Ingredients
Equipment
Method
Prep
- Preheat the oven to 375°F and line a muffin tin with paper liners. The oven should fully come up to temperature before baking.
- Make the streusel by mixing brown sugar, flour, and cinnamon, then cut in cold butter until crumbly. Set the streusel aside so it stays dry and topping-ready.
Mix the batter
- Whisk all-purpose flour, baking soda, baking powder, cinnamon, nutmeg, and salt together until evenly combined. Aim for a uniform dry color with no visible spice clumps.
- In a separate bowl, beat brown sugar, eggs, vegetable oil, sour cream or Greek yogurt, and vanilla extract until smooth. The mixture should look glossy and well blended.

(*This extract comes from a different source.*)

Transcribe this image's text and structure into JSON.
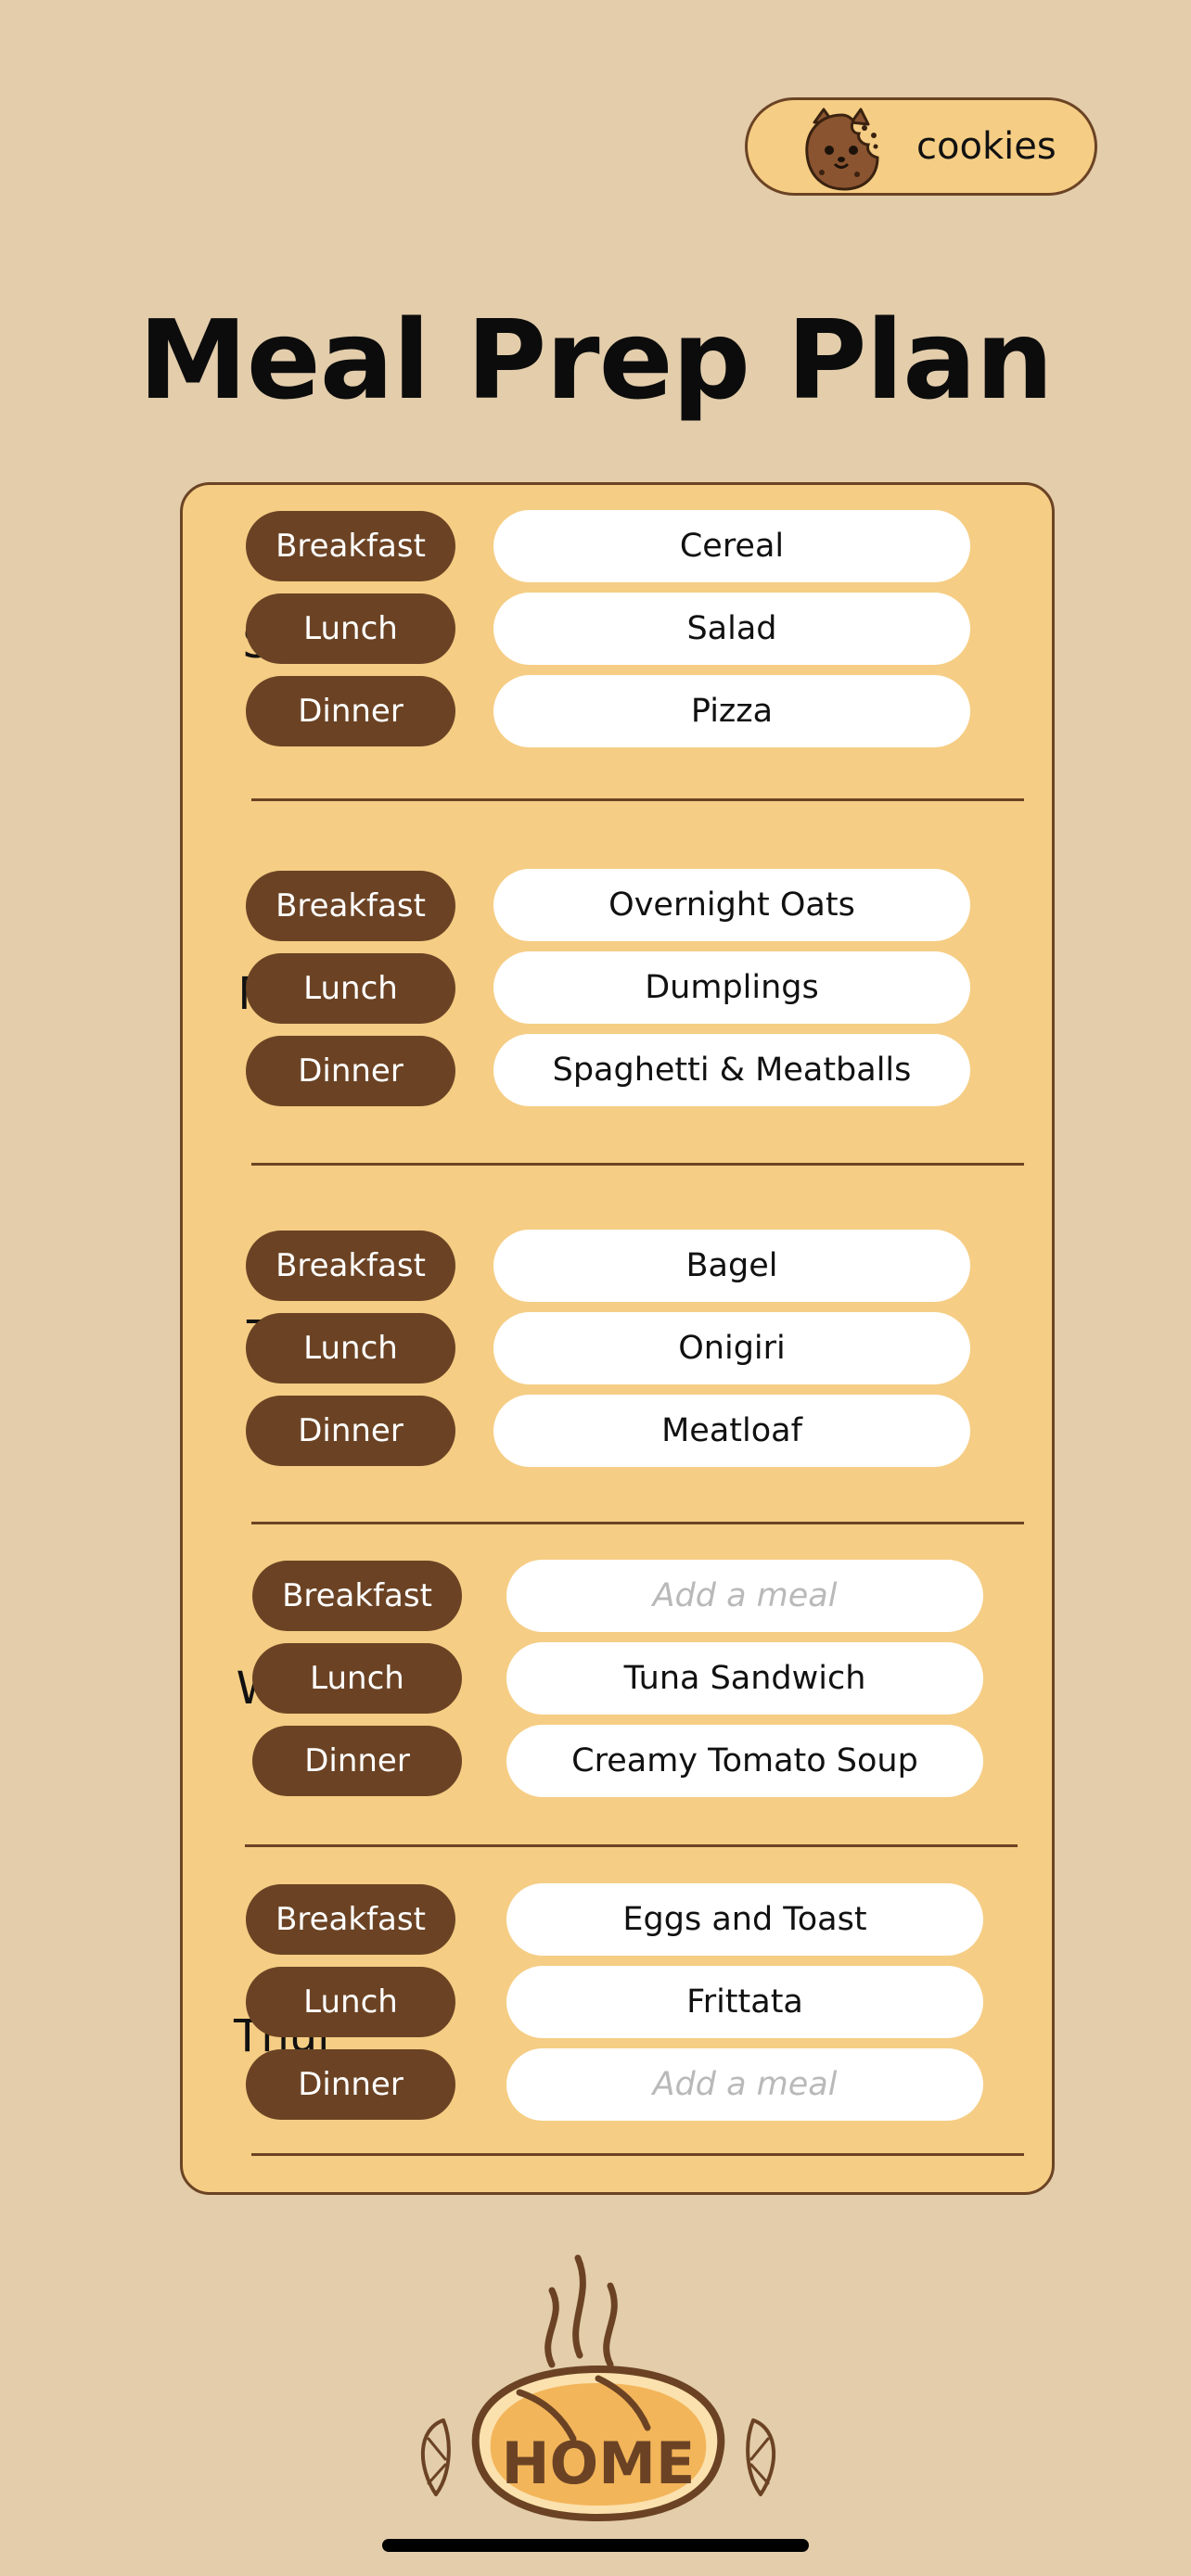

- Fold in diced apple until the pieces are evenly distributed through the batter. You should see small apple chunks throughout.
- Combine the wet and dry ingredients and stir just until no dry flour remains—do not overmix. Stop as soon as the batter looks thick and cohesive.
Bake
- Divide batter among muffin cups, filling each about the same level. Leave room for domed tops and a streusel crown.
- Top each muffin with the streusel and lightly press it onto the surface. The crumbs should sit on top rather than disappear into the batter.
- Bake at 375°F for 18–22 minutes until a toothpick comes out clean. Look for domed, golden-topped muffins with crunchy brown sugar streusel on top.
Notes
For the tallest, most tender muffins, mix until just combined—overmixing can make the crumb tough. Store in an airtight container at room temperature for 2 days or refrigerate for up to 5 days; freeze up to 2 months. For a slightly lighter option, use Greek yogurt in place of sour cream with the same measurements.